DiscussioneZender • 27/08/12 14:55 Capo scrivano - 48353 interventi
ma sei sicuro Fauno? Non capisco perché tagliare una scena da uno sceneggiato. A me spesso è capitato di ricordare con certezza una cosa a distanza di anni ma di verificare poi che mi sbagliavo. Sei certo che non fosse di un altro sceneggiato? O che sia presente ma in forma diversa da come la ricordavi? Te lo dico perché la memoria è verificato che la memoria a distanza di tanto tempo fa strani scherzi.

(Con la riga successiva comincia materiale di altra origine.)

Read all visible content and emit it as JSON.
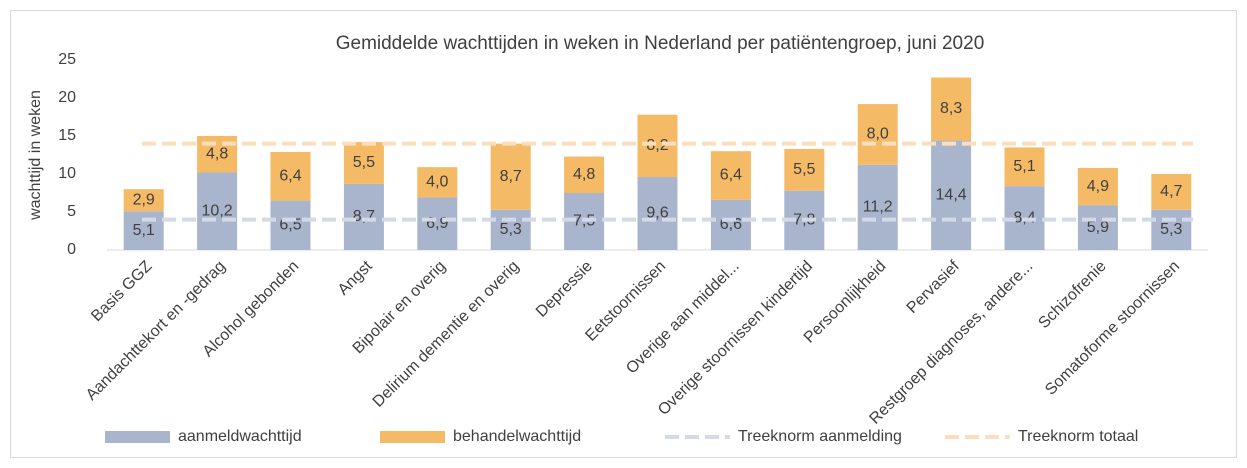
{
  "chart_data": {
    "type": "stacked_bar",
    "title": "Gemiddelde wachttijden in weken in Nederland per patiëntengroep, juni 2020",
    "y_label": "wachttijd in weken",
    "categories": [
      "Basis GGZ",
      "Aandachttekort en -gedrag",
      "Alcohol gebonden",
      "Angst",
      "Bipolair en overig",
      "Delirium dementie en overig",
      "Depressie",
      "Eetstoornissen",
      "Overige aan middel...",
      "Overige stoornissen kindertijd",
      "Persoonlijkheid",
      "Pervasief",
      "Restgroep diagnoses, andere...",
      "Schizofrenie",
      "Somatoforme stoornissen"
    ],
    "series": [
      {
        "name": "aanmeldwachttijd",
        "color": "#a9b4cd",
        "values": [
          5.1,
          10.2,
          6.5,
          8.7,
          6.9,
          5.3,
          7.5,
          9.6,
          6.6,
          7.8,
          11.2,
          14.4,
          8.4,
          5.9,
          5.3
        ],
        "value_labels": [
          "5,1",
          "10,2",
          "6,5",
          "8,7",
          "6,9",
          "5,3",
          "7,5",
          "9,6",
          "6,6",
          "7,8",
          "11,2",
          "14,4",
          "8,4",
          "5,9",
          "5,3"
        ]
      },
      {
        "name": "behandelwachttijd",
        "color": "#f5ba66",
        "values": [
          2.9,
          4.8,
          6.4,
          5.5,
          4.0,
          8.7,
          4.8,
          8.2,
          6.4,
          5.5,
          8.0,
          8.3,
          5.1,
          4.9,
          4.7
        ],
        "value_labels": [
          "2,9",
          "4,8",
          "6,4",
          "5,5",
          "4,0",
          "8,7",
          "4,8",
          "8,2",
          "6,4",
          "5,5",
          "8,0",
          "8,3",
          "5,1",
          "4,9",
          "4,7"
        ]
      }
    ],
    "reference_lines": [
      {
        "name": "Treeknorm aanmelding",
        "color": "#d3d9e6",
        "value": 4
      },
      {
        "name": "Treeknorm totaal",
        "color": "#fbdfbd",
        "value": 14
      }
    ],
    "ylim": [
      0,
      25
    ],
    "yticks": [
      0,
      5,
      10,
      15,
      20,
      25
    ],
    "legend": "bottom"
  }
}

DiscussioneFauno • 28/08/12 10:14 Contratto a progetto - 2749 interventi
Nell'edizione da edicola ne sono sicuro come della mia identità. E me lo ricordo perchè a quel tempo tutte le famiglie erano a casa di domenica per lo sceneggiato a puntate, e mio fratello, più vecchio di me di 10 anni, fece un'esclamazione della serie"Piano!", in quanto Rigillo abbracciò la Gabel con tutta la foga repressa da tanta solitudine e da tanta astinenza, e le appoggiò violentemente la bocca sul collo stile "L'importante è finire", mentre la Gabel faceva l'impossibile per tenere coperti i seni. E l'altra considerazione fatta anche da me, allora ancora adolescente, fu sul cambiamento e sulla bellezza almeno raddoppiata della Gabel coi capelli sciolti. Nel video riprende da quando la Gabel afferma di essersi sentita bene ad aver passato la notte con lui, mentre lui si sta già rivestendo.
Me la ricordo bene per la carica emotiva, ed era una delle scene più belle di tutte e 7 le puntate. Davvero peccato! FAUNO
DiscussioneZender • 29/08/12 08:41 Capo scrivano - 48353 interventi
Per carità, non avendo visto lo sceneggiato non posso dir nulla. Segnalavo solo una cosa comunissima, ossia la memoria che distorce spesso i ricordi.